Edition Office has designed moving walls and decked terraces interconnecting four pavilions of a holiday home in Point Lonsdale, Victoria’s Bellarine Peninsula.
The timber quadruplet of pavilions is a scope of linear interconnectedness through a series living spaces to engage with the long northern garden.
Connecting the living and dining area is a vaulted central living space, which opens up entirely into the north facing outdoor room with a large pivot door and an expanded informal outdoor terrace.
The bedrooms stand separated but are centralised by the shared living space; a place for all residents to come together.
The modernised beach house plays on the landscape’s coastal scrub through subtle spillage through its outdoor arms.
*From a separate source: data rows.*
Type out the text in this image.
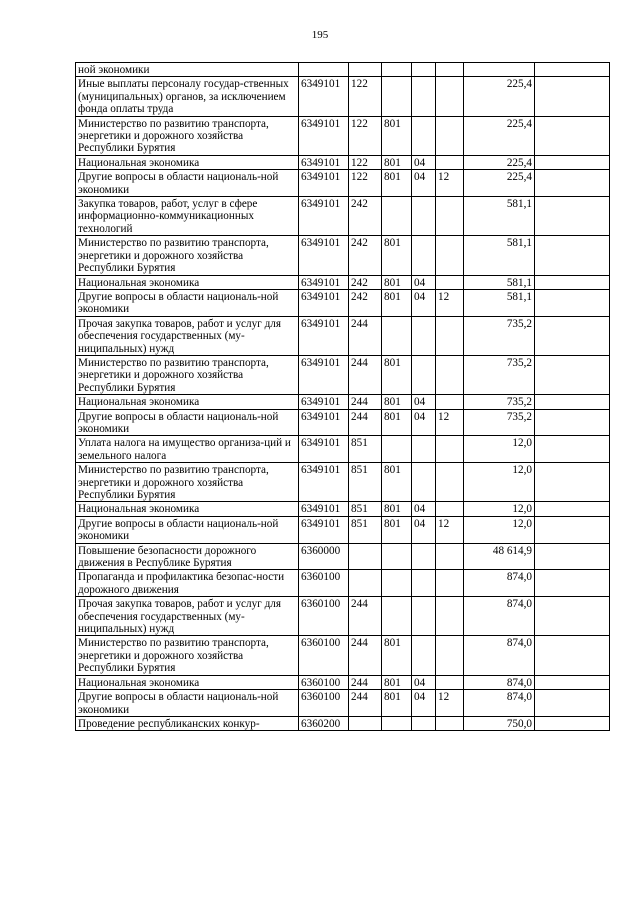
195
ной экономики							
Иные выплаты персоналу государ-ственных (муниципальных) органов, за исключением фонда оплаты труда	6349101	122				225,4	
Министерство по развитию транспорта, энергетики и дорожного хозяйства Республики Бурятия	6349101	122	801			225,4	
Национальная экономика	6349101	122	801	04		225,4	
Другие вопросы в области националь-ной экономики	6349101	122	801	04	12	225,4	
Закупка товаров, работ, услуг в сфере информационно-коммуникационных технологий	6349101	242				581,1	
Министерство по развитию транспорта, энергетики и дорожного хозяйства Республики Бурятия	6349101	242	801			581,1	
Национальная экономика	6349101	242	801	04		581,1	
Другие вопросы в области националь-ной экономики	6349101	242	801	04	12	581,1	
Прочая закупка товаров, работ и услуг для обеспечения государственных (му-ниципальных) нужд	6349101	244				735,2	
Министерство по развитию транспорта, энергетики и дорожного хозяйства Республики Бурятия	6349101	244	801			735,2	
Национальная экономика	6349101	244	801	04		735,2	
Другие вопросы в области националь-ной экономики	6349101	244	801	04	12	735,2	
Уплата налога на имущество организа-ций и земельного налога	6349101	851				12,0	
Министерство по развитию транспорта, энергетики и дорожного хозяйства Республики Бурятия	6349101	851	801			12,0	
Национальная экономика	6349101	851	801	04		12,0	
Другие вопросы в области националь-ной экономики	6349101	851	801	04	12	12,0	
Повышение безопасности дорожного движения в Республике Бурятия	6360000					48 614,9	
Пропаганда и профилактика безопас-ности дорожного движения	6360100					874,0	
Прочая закупка товаров, работ и услуг для обеспечения государственных (му-ниципальных) нужд	6360100	244				874,0	
Министерство по развитию транспорта, энергетики и дорожного хозяйства Республики Бурятия	6360100	244	801			874,0	
Национальная экономика	6360100	244	801	04		874,0	
Другие вопросы в области националь-ной экономики	6360100	244	801	04	12	874,0	
Проведение республиканских конкур-	6360200					750,0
“The house is designed as an island amongst the surrounding coastal landscape and is elevated above and cantilevered slightly out over it ground plane. Over time the native gardens will lap against and surround its perimeter,” according to Edition Office.
The living-space spillages into expanded informal spaces within the home, alongside its outdoor rooms spillages to nature, “brings to mind the simplicity of the traditionally rugged and unadorned beach house vernacular that imitates a built tent rather than a refined urban house.”
“The capacity for the house to open multiple large apertures between the interlinked pavilions allows for coastal breeze paths to wash through the home, removing the requirement for air-conditioning and mechanical cooling.”
With a carefully considered integration to both its landscape and purpose, functionality and a coastal-home-feel are composed in practical and domestic features; with windows set within small undercrofts of the roof forms to create deep and passively shaded eaves.
Such spaces are “elevated to seating height above the ground plane; they provide opportunities for lazy napping in the sun, reading, and also a stage for children to play and perform from.”